Kino Lorber has the honour of presenting the Polish director’s final film on Blu-ray. It’s a parting gift that has been put together extremely well with a very clean and clear transfer, free of any image problems. Żuławski was a filmmaker whose use of visuals was unique and very much his own. His use of colour in film often worked in contrasts (see the pink on orange clashing throughout 1984’s La Femme Publique). In Cosmos the colours, though still very rich and deeply toned, seem a little muted, opting for a more subdued colour palette favouring reds, coffee browns, fern greens and blacks. Kino Lober’s transfer wonderfully renders these colours so that they are luminous and healthy-looking.
The sound is very clear and, like in all Żuławski films, music is very important. There’s a purposefully over-the-top sentimentality to the film score which underlines the grand theatrics of the emotions on display. The film is in French with optional English subtitles.
Extras include an audio commentary by film historian Daniel Bird, a making-of featurette, a video essay, and an introduction to the film by the director as well as the producer. Rounding out the package is an essay booklet with further details on the film.

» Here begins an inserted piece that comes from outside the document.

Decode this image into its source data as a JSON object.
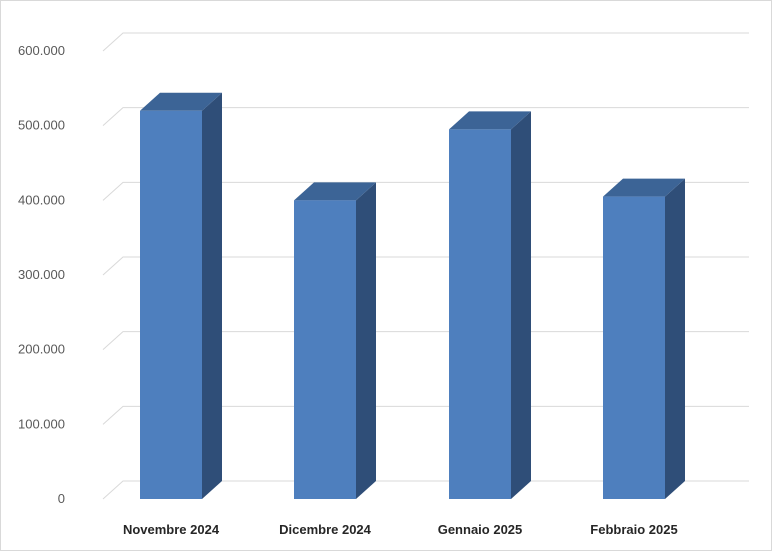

Most Żuławski films can be better appreciated on a second viewing. Cosmos may take up to four, if you are willing to expend the effort to penetrate a most difficult ground of promethean design. Indeed, Żuławski isn’t for everyone. But those who loved what the filmmaker was able to produce in a breathlessly madcap body of work will go into the film headfirst and fearless. This, at its heart, is a very human story born from rudiments both otherworldly and oneiric. Cosmos is all about just exactly what its title alludes to: a universe beyond the one that we know.